Floyd-Warshall¶

Problem Statement¶

We are given a weighted directed graph \(G\). The weights of the edges of \(G\) can be negative. We know that graph \(G\) does not contain any cycles with a negative total weight.

In this problem, for every pair of vertices \((u, v)\), we want to find the length of the shortest path from \(u\) to \(v\). The length of a path is equal to the sum of its edge weights.

Floyd-Warshall Algorithm¶

To solve this problem, we first define a \(dp\) table with dimensions \(|V(G)| \times |V(G)| \times |V(G)|\).
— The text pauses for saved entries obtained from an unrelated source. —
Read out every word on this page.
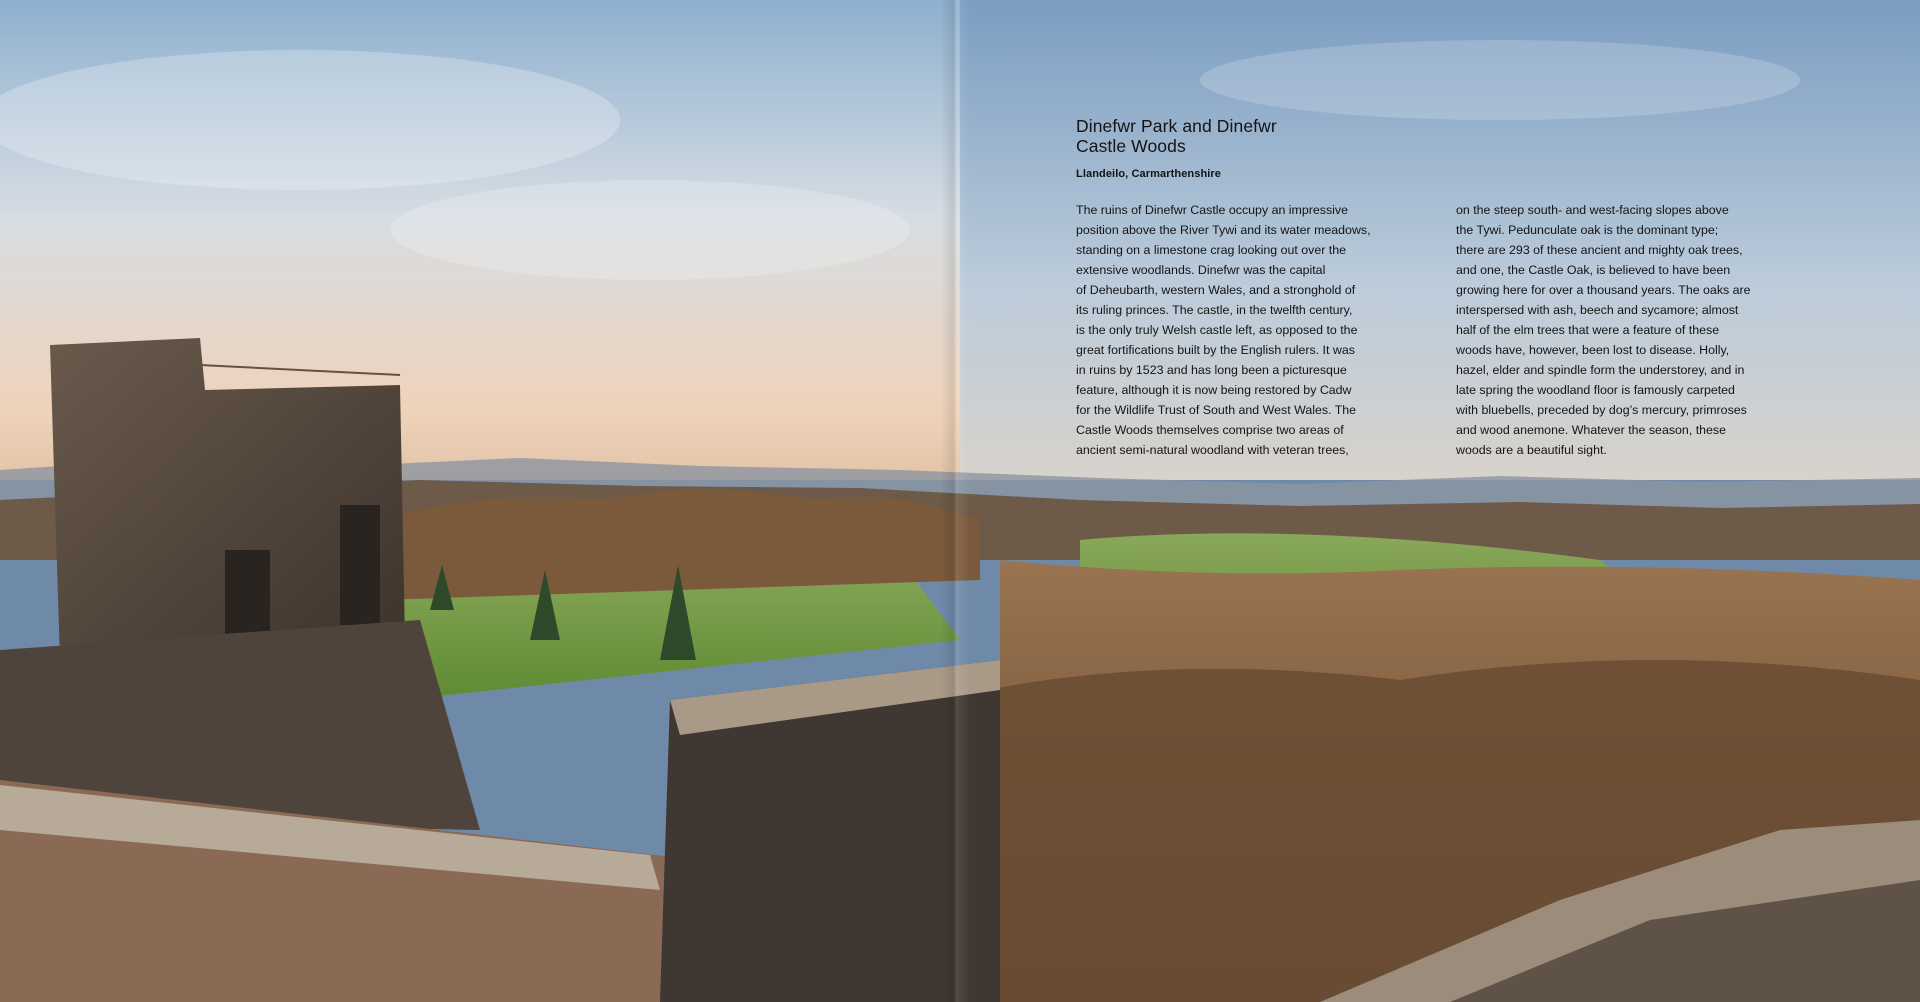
Dinefwr Park and Dinefwr
Castle Woods
Llandeilo, Carmarthenshire
The ruins of Dinefwr Castle occupy an impressive
position above the River Tywi and its water meadows,
standing on a limestone crag looking out over the
extensive woodlands. Dinefwr was the capital
of Deheubarth, western Wales, and a stronghold of
its ruling princes. The castle, in the twelfth century,
is the only truly Welsh castle left, as opposed to the
great fortifications built by the English rulers. It was
in ruins by 1523 and has long been a picturesque
feature, although it is now being restored by Cadw
for the Wildlife Trust of South and West Wales. The
Castle Woods themselves comprise two areas of
ancient semi-natural woodland with veteran trees,
on the steep south- and west-facing slopes above
the Tywi. Pedunculate oak is the dominant type;
there are 293 of these ancient and mighty oak trees,
and one, the Castle Oak, is believed to have been
growing here for over a thousand years. The oaks are
interspersed with ash, beech and sycamore; almost
half of the elm trees that were a feature of these
woods have, however, been lost to disease. Holly,
hazel, elder and spindle form the understorey, and in
late spring the woodland floor is famously carpeted
with bluebells, preceded by dog’s mercury, primroses
and wood anemone. Whatever the season, these
woods are a beautiful sight.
Let \(dp_{k, i, j}\) be the length of the shortest walk from vertex \(i\) to vertex \(j\) such that all intermediate vertices (vertices on the path excluding \(i\) and \(j\) themselves) are chosen from the set of vertices \(\lbrace 1, 2, \dots, k \rbrace\).

Now, we know that the length of the shortest walk between two vertices in graph \(G\) is also equal to the length of the shortest path. This is because if the shortest walk contains two repeated vertices, we would have a cycle whose length is positive (as per the problem statement, cycle length cannot be negative). We could then remove this cycle, leading to a walk with a shorter length, which is a contradiction.

For the base cases of this DP, we know that \(dp_{0, i, i} = 0\). For every pair of vertices like \((u, v)\), we set \(dp_{0, u, v}\) to be the weight of the shortest edge from \(u\) to \(v\). (If there is no edge from \(u\) to \(v\), then \(dp_{0, u, v} = \infty\) ).

Now, to obtain \(dp_{k, i, j}\), we consider two cases: either vertex \(k\) is not present in the optimal path, in which case the answer is \(dp_{k - 1, i, j}\).

If vertex \(k\) is in the path, then the optimal path is equal to \(dp_{k - 1, i, k} + dp_{k - 1, k, j}\). This is because we must first reach vertex \(k\) from vertex \(i\), and then go from vertex \(k\) to vertex \(j\). In both these sub-paths, the vertex indices must be less than \(k\).

To find the length of the shortest path from vertex \(u\) to vertex \(v\), it is sufficient to have the value \(dp_{n, u, v}\).

Order Analysis¶

We perform \(\mathcal{O}(1)\) operations to update each DP cell. We know that the DP table has \(\mathcal{O}\left(\left|V\left(G\right)\right|^{3}\right)\) cells. Therefore, in total, we perform \(\mathcal{O}\left(\left|V\left(G\right)\right|^{3}\right)\) operations. The space complexity used is also \(\mathcal{O}\left(\left|V\left(G\right)\right|^{3}\right)\).

Memory Order Optimization¶

To optimize the amount of memory consumed, we can eliminate the first dimension. As a result, the memory complexity becomes \(\mathcal{O}\left(\left|V\left(G\right)\right|^{2}\right)\).

This means we run a \(for\) loop from 1 to \(\left|V\left(G\right)\right|\) and name its variable \(k\). Then, in each step, for every DP cell, we update it. By "update", we mean we branch based on whether vertex \(k\) is an intermediate vertex of the path, just like in the normal case.

Now, to prove its correctness, we say that after each step of the outer loop, all values are correct. First, we state that the DP cells where one of their dimensions is equal to \(k\) never change. Then, to update the rest of the DP cells, we use values from cells where at least one of their dimensions is \(k\).

Thus, by induction, it can be proven that after the \(k\)-th step, \(dp_{i, j} = dp^{\prime}_{k, i, j}\), where \(dp^{\prime}\) is the DP without optimization. Therefore, after the \(n\)-th step, we will arrive at the desired values.

Negative Cycles¶

You might wonder how to detect if a graph has negative cycles when it's not guaranteed. For this purpose, we initially set \(dp_{i, i} = 0\). Now, if during the algorithm's execution one of the \(dp_{i, i}\) entries becomes \(< 0\), then we know that a walk with negative length exists from \(i\) to \(i\). We also know that any closed walk with negative length must contain a cycle of negative length.

If a negative cycle existed, then for a vertex \(u\) in that negative cycle, \(dp_{u, u} < 0\) would necessarily become true. This is because our negative cycle, according to our DP definition, poses no problem and affects \(dp_{u, u}\), making it negative.

According to the two arguments above, the existence of a negative cycle is equivalent to having \(dp_{i, i} < 0\). Thus, it is sufficient to check only that \(dp_{i, i}\) does not become negative during the process.